Reginald Stone was a corpulent man in his early sixties, with a massive, many-chinned face, a short, bristling white mustache and no hair. His benevolence was conditioned by a pair of small bright green eyes in nests of wrinkles.
“Terrible about Luke having died the way he did,” the lawyer said. “Have you found anything definite to go on yet? Anything on the way he was killed?”
“Yes,” McKee answered as the car topped a long grade and swooped to the valley beyond and below, bright with the January sunshine that gilded its snow-covered fields, lingered on its dark patches of woodland and ice-ringed ponds. Houses clustered here and there, smoke rising from chimneys into the frosty air.
“What was it, Inspector?”
“Hydrocyanic,” McKee said. “And plenty of it. There was enough left in the remaining stout to have killed three or four men in addition to Luke, which indicates haste or lack of knowledge on the part of the killer. Supererogation, so to speak. We had the autopsy findings and the analysis from the state-police chemical people this morning.”

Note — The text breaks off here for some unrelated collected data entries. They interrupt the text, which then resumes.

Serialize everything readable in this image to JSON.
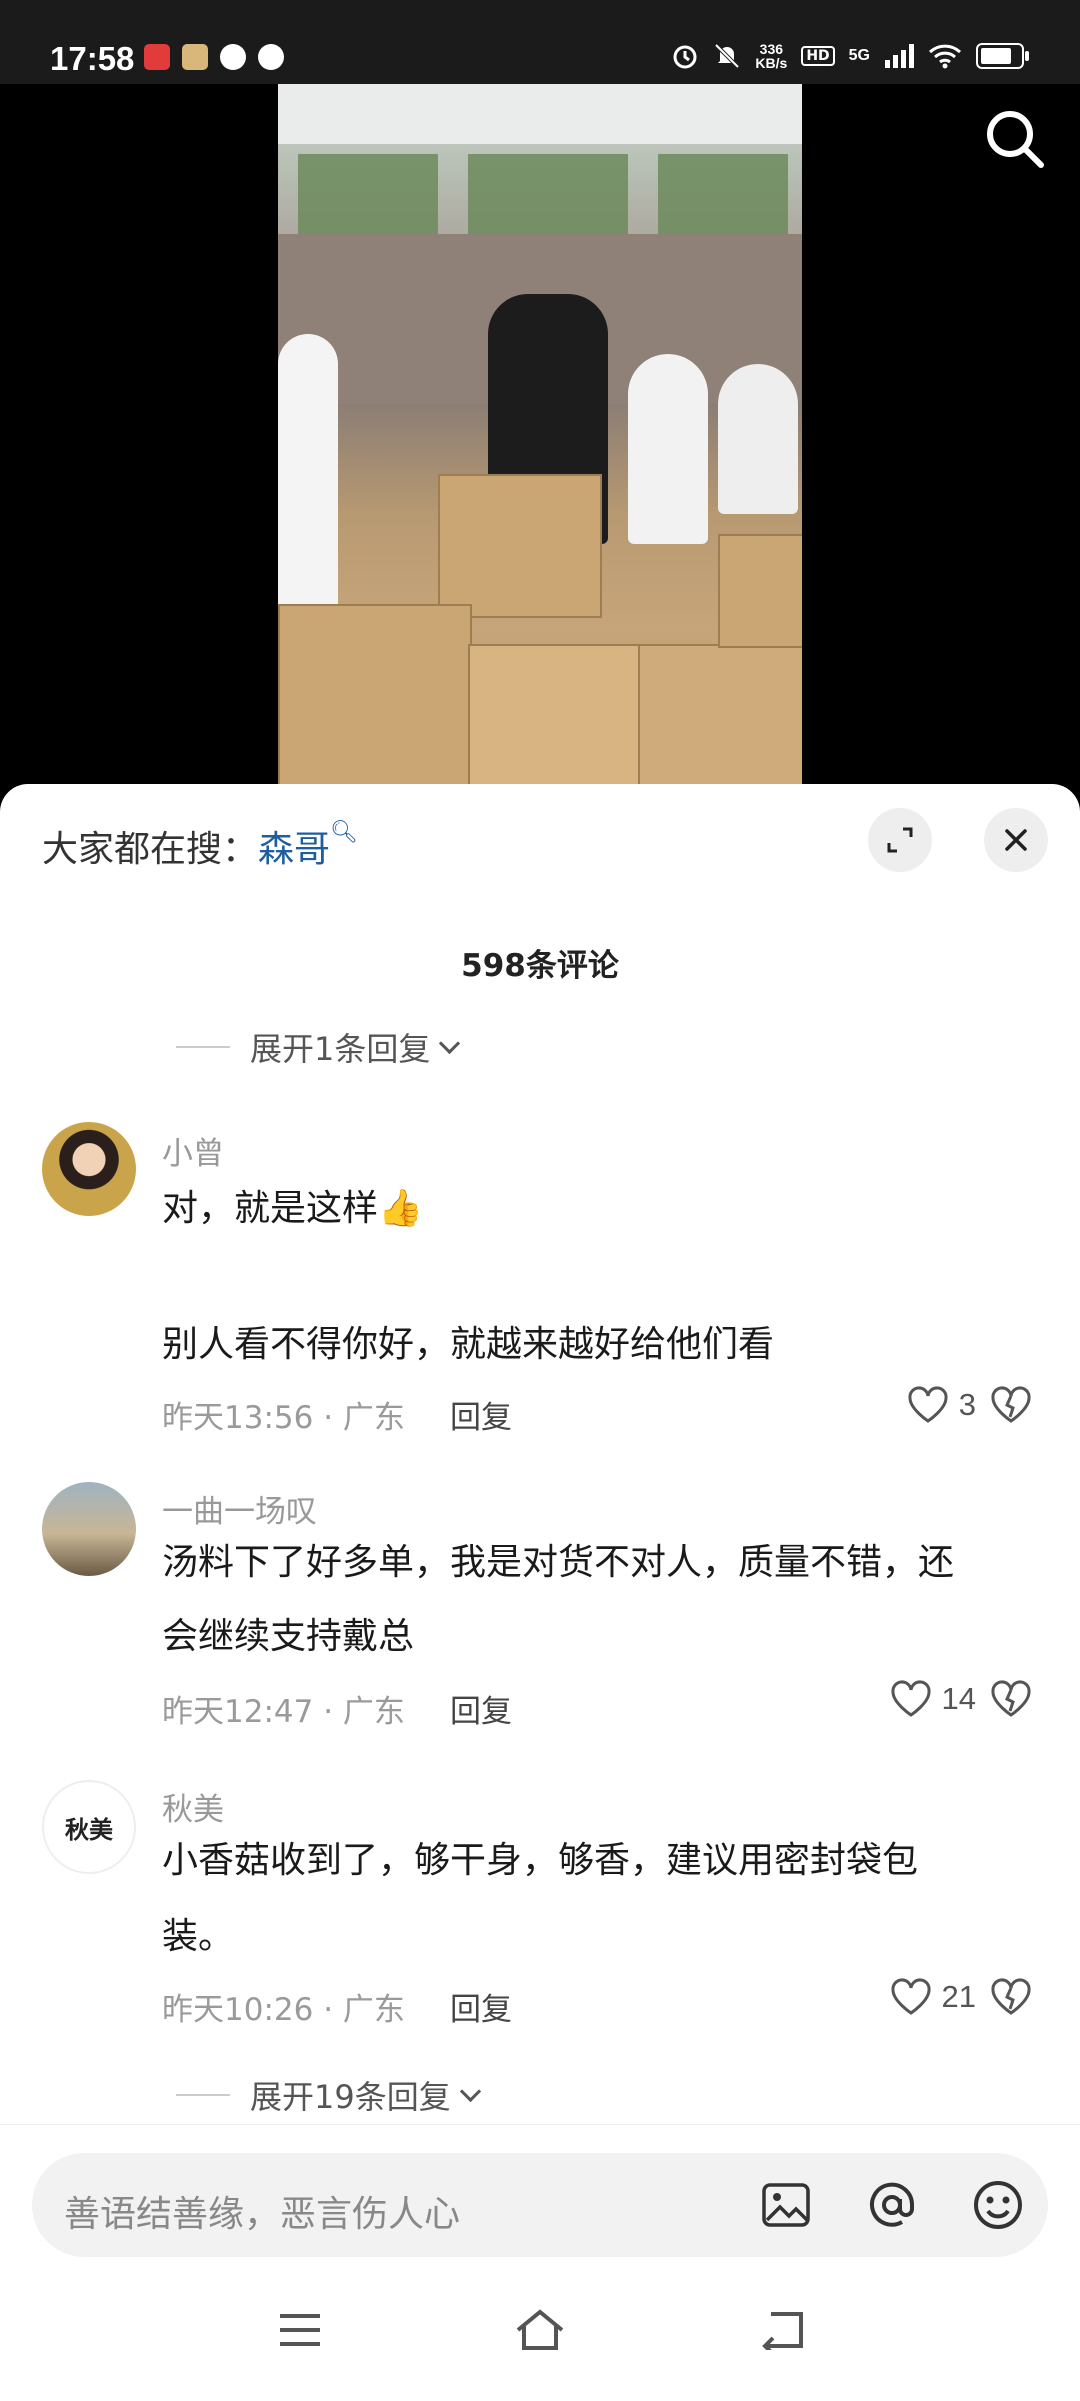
{
  "status_bar": {
    "time": "17:58",
    "net_speed_value": "336",
    "net_speed_unit": "KB/s",
    "hd_label": "HD",
    "network_label": "5G"
  },
  "search_hint": {
    "prefix": "大家都在搜：",
    "keyword": "森哥"
  },
  "comments_count": "598条评论",
  "expand_top": "展开1条回复",
  "comments": [
    {
      "name": "小曾",
      "line1": "对，就是这样👍",
      "line2": "别人看不得你好，就越来越好给他们看",
      "time_loc": "昨天13:56 · 广东",
      "reply": "回复",
      "likes": "3"
    },
    {
      "name": "一曲一场叹",
      "line1": "汤料下了好多单，我是对货不对人，质量不错，还",
      "line2": "会继续支持戴总",
      "time_loc": "昨天12:47 · 广东",
      "reply": "回复",
      "likes": "14"
    },
    {
      "name": "秋美",
      "avatar_text": "秋美",
      "line1": "小香菇收到了，够干身，够香，建议用密封袋包",
      "line2": "装。",
      "time_loc": "昨天10:26 · 广东",
      "reply": "回复",
      "likes": "21"
    }
  ],
  "expand_bottom": "展开19条回复",
  "input": {
    "placeholder": "善语结善缘，恶言伤人心"
  },
  "icons": [
    "search-icon",
    "expand-icon",
    "close-icon",
    "heart-icon",
    "broken-heart-icon",
    "image-icon",
    "at-icon",
    "emoji-icon",
    "menu-icon",
    "home-icon",
    "back-icon"
  ]
}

Stone grimaced wryly and put a hand on his comfortable stomach with its paunch, as though he felt ill. “Queer way for Luke to die,” he remarked thoughtfully. “He lived a quiet life, an extremely regular life. Yet,” the lawyer sighed, “there it is. Who killed him, Inspector?”
“That’s what we’re working on, Mr Stone. We don’t know yet.”
“How do you happen to be in on it? You’re a New York man, aren’t you?” The lawyer’s small eyes were speculative, conjecturing.
“I come in on it via the shooting of Franklin Borrow at Garth and Campbell’s late Thursday afternoon. Luke Cambridge’s death is or seems to be directly connected with Borrow’s murder,” McKee said. “That’s one of the things I wanted to see you about. I take it you were fairly conversant with Luke Cambridge’s affairs, Mr Stone?”